The end of the year found the Madison Township Fire Department and trustees bidding farewell to two part time firefighters, but moving a pair of fulltime employees into new positions.
Lieutenant Kent Cheek was appointed to Training/Safety/EMS Officer effective Jan. 12. Fire Chief Clifford Mason said the job classification was a topic of discussion for many years and, within the last two years, a memorandum of understanding was issued establishing the new position.
"It’s been a long process," admitted Mason, "but a process that will benefit the entire community."
As a result of Cheek accepting the job, his lieutenant position became vacant, but was not empty for long when the next fulltime eligible candidate moved up in rank-Pamela Price, the township’s first female lieutenant who joined the Madison Township Fire Department nearly 10 years ago.
"I was in the last set of firefighters not hired from a part time list," said the 1989 JFK High School graduate who has a bachelor degree in sports medicine from Heidelberg University and an associate degree in Fire Science from Kaiser University in Florida. "I came down from Heidelberg in 1994 and took a couple of EMS classes. I rode with the township when I did clinics during medic training. As for becoming a firefighter instead of going into sports medicine, I guess I didn’t get enough of an adrenaline
rush from sports medicine, so I became a firefighter and have20been here my entire career."
During a brief swearing-in ceremony, Price’s father, Fred Price Sr., pinned on his daughter’s new badge.
Madison Township police news
•Police Detective James Galvin said a drug bust on Atkinson Road in a school zone resulted in the seizure of several bags of heroin and a felony arrest. A different case on Old Cape West uncovered a suspect selling crack cocaine.
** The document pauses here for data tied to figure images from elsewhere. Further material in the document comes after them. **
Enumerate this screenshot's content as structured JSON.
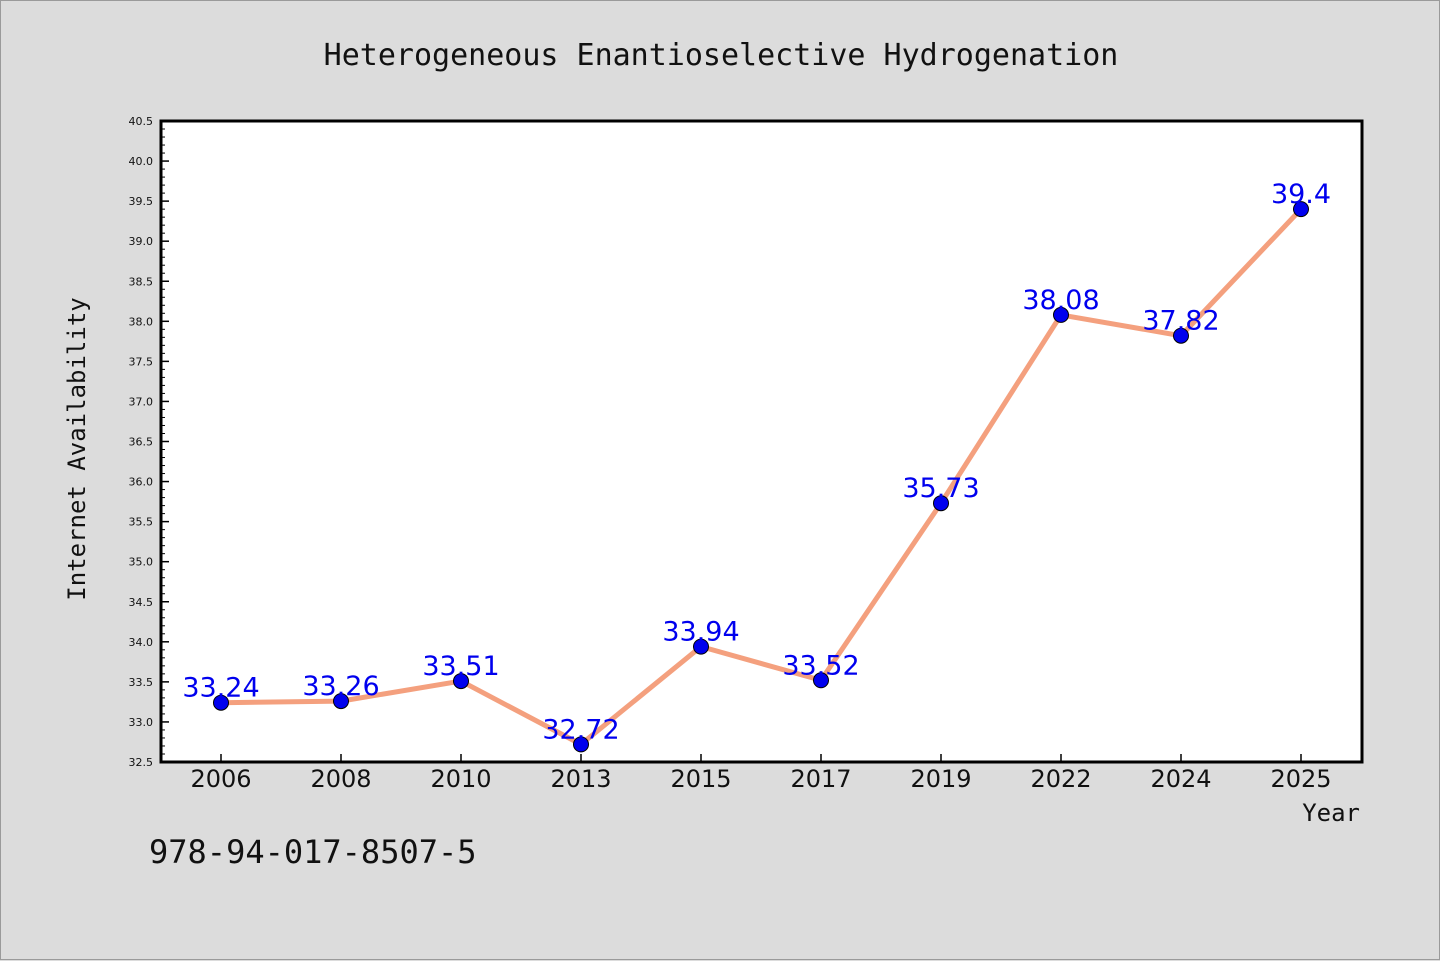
{
  "chart_data": {
    "type": "line",
    "title": "Heterogeneous Enantioselective Hydrogenation",
    "xlabel": "Year",
    "ylabel": "Internet Availability",
    "categories": [
      "2006",
      "2008",
      "2010",
      "2013",
      "2015",
      "2017",
      "2019",
      "2022",
      "2024",
      "2025"
    ],
    "series": [
      {
        "values": [
          33.24,
          33.26,
          33.51,
          32.72,
          33.94,
          33.52,
          35.73,
          38.08,
          37.82,
          39.4
        ],
        "labels": [
          "33.24",
          "33.26",
          "33.51",
          "32.72",
          "33.94",
          "33.52",
          "35.73",
          "38.08",
          "37.82",
          "39.4"
        ],
        "line_color": "#f4a07e",
        "marker_color": "#0000ee",
        "label_color": "#0000ee"
      }
    ],
    "ylim": [
      32.5,
      40.5
    ],
    "yticks": [
      "32.5",
      "33.0",
      "33.5",
      "34.0",
      "34.5",
      "35.0",
      "35.5",
      "36.0",
      "36.5",
      "37.0",
      "37.5",
      "38.0",
      "38.5",
      "39.0",
      "39.5",
      "40.0",
      "40.5"
    ],
    "grid": false,
    "legend": "none"
  },
  "footer": {
    "code": "978-94-017-8507-5"
  },
  "colors": {
    "background": "#dcdcdc",
    "plot_area": "#ffffff"
  }
}
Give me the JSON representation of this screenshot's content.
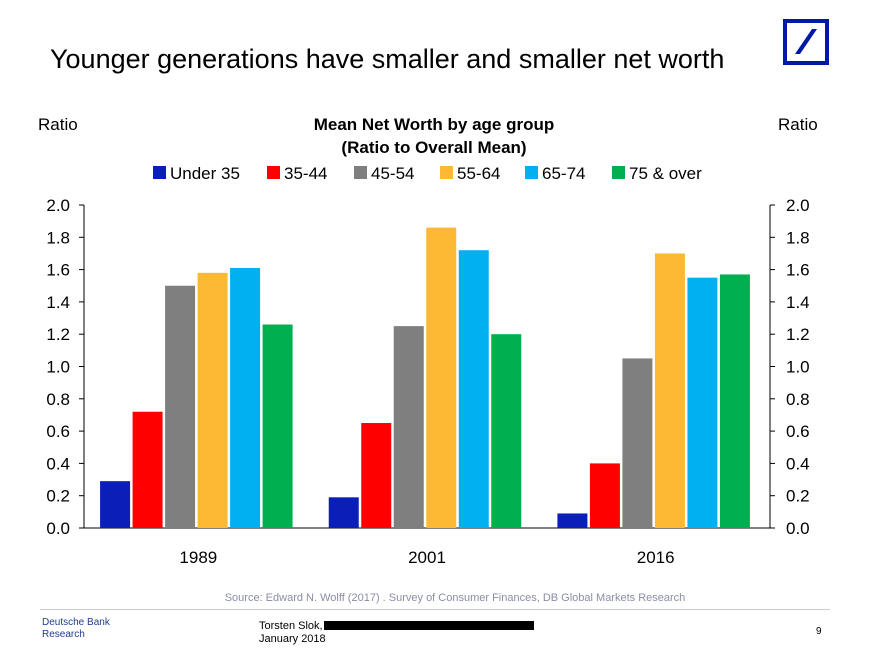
{
  "slide": {
    "title": "Younger generations have smaller and smaller net worth",
    "source": "Source: Edward N. Wolff (2017) . Survey of Consumer Finances, DB Global Markets Research",
    "brand_line1": "Deutsche Bank",
    "brand_line2": "Research",
    "author": "Torsten Slok,",
    "date": "January 2018",
    "page_number": "9"
  },
  "colors": {
    "logo": "#0018a8",
    "source_text": "#8a8ea3",
    "brand_text": "#1f3c8c"
  },
  "chart_data": {
    "type": "bar",
    "title_line1": "Mean Net Worth by age group",
    "title_line2": "(Ratio to Overall Mean)",
    "ylabel_left": "Ratio",
    "ylabel_right": "Ratio",
    "categories": [
      "1989",
      "2001",
      "2016"
    ],
    "ylim": [
      0,
      2.0
    ],
    "yticks": [
      "0.0",
      "0.2",
      "0.4",
      "0.6",
      "0.8",
      "1.0",
      "1.2",
      "1.4",
      "1.6",
      "1.8",
      "2.0"
    ],
    "legend_position": "top",
    "grid": false,
    "series": [
      {
        "name": "Under 35",
        "color": "#0a1fb8",
        "values": [
          0.29,
          0.19,
          0.09
        ]
      },
      {
        "name": "35-44",
        "color": "#ff0000",
        "values": [
          0.72,
          0.65,
          0.4
        ]
      },
      {
        "name": "45-54",
        "color": "#7f7f7f",
        "values": [
          1.5,
          1.25,
          1.05
        ]
      },
      {
        "name": "55-64",
        "color": "#fdb934",
        "values": [
          1.58,
          1.86,
          1.7
        ]
      },
      {
        "name": "65-74",
        "color": "#00b0f0",
        "values": [
          1.61,
          1.72,
          1.55
        ]
      },
      {
        "name": "75 & over",
        "color": "#00b050",
        "values": [
          1.26,
          1.2,
          1.57
        ]
      }
    ]
  }
}
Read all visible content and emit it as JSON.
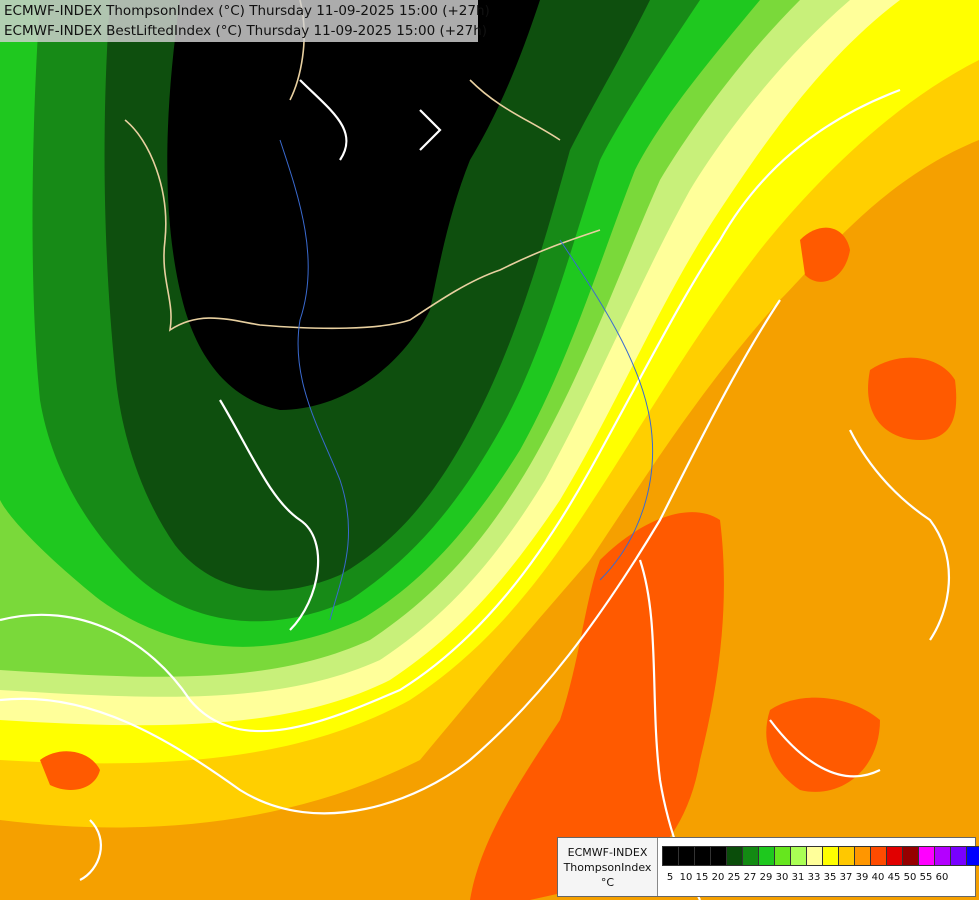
{
  "header": {
    "line1": "ECMWF-INDEX ThompsonIndex (°C) Thursday 11-09-2025 15:00 (+27h)",
    "line2": "ECMWF-INDEX BestLiftedIndex (°C) Thursday 11-09-2025 15:00 (+27h)"
  },
  "legend": {
    "model": "ECMWF-INDEX",
    "name": "ThompsonIndex",
    "unit": "°C",
    "levels": [
      "5",
      "10",
      "15",
      "20",
      "25",
      "27",
      "29",
      "30",
      "31",
      "33",
      "35",
      "37",
      "39",
      "40",
      "45",
      "50",
      "55",
      "60"
    ],
    "colors": [
      "#000000",
      "#000000",
      "#000000",
      "#000000",
      "#0a4d0a",
      "#138a13",
      "#1ec81e",
      "#66e61e",
      "#aaff55",
      "#ffff9a",
      "#ffff00",
      "#ffc800",
      "#ff9600",
      "#ff4b00",
      "#e10000",
      "#960000",
      "#ff00ff",
      "#b400ff",
      "#7800ff",
      "#0000ff"
    ]
  },
  "map_colors": {
    "black": "#000000",
    "dark_green": "#0e4f0e",
    "green": "#178a17",
    "bright_green": "#1fc81f",
    "light_green": "#7ad93a",
    "pale_green": "#c8f07a",
    "pale_yellow": "#ffff9a",
    "yellow": "#ffff00",
    "gold": "#ffcc00",
    "orange": "#ff9a00",
    "red_orange": "#ff5a00"
  }
}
•Criminals used a pry bar to access the front door of a Hamilton Road car wash, but officers responding to the alarm were able to catch both suspects. Galvin said the pair is suspected in several other central Ohio car wash break-ins.
•A freight carrier employee-who moves trailers around a southeast facility-and his accomplices took advantage of the Thanksgiving holiday to steal $30,000 of electronic equipment and computers out of a semi-trailer and transfer the load into a waiting U-Haul van. However, their freeloading shopping spree ended when they were caught by law enforcement officers at a Dublin home.
•Police Chief Greg Ryan told trustees his department was on the receiving end of a pair of grants, one for $15,000 in equipment at no cost to the township, and another for $3,000 for a contract with an outside vendor for communication services providing better access between patrol cars and computer systems.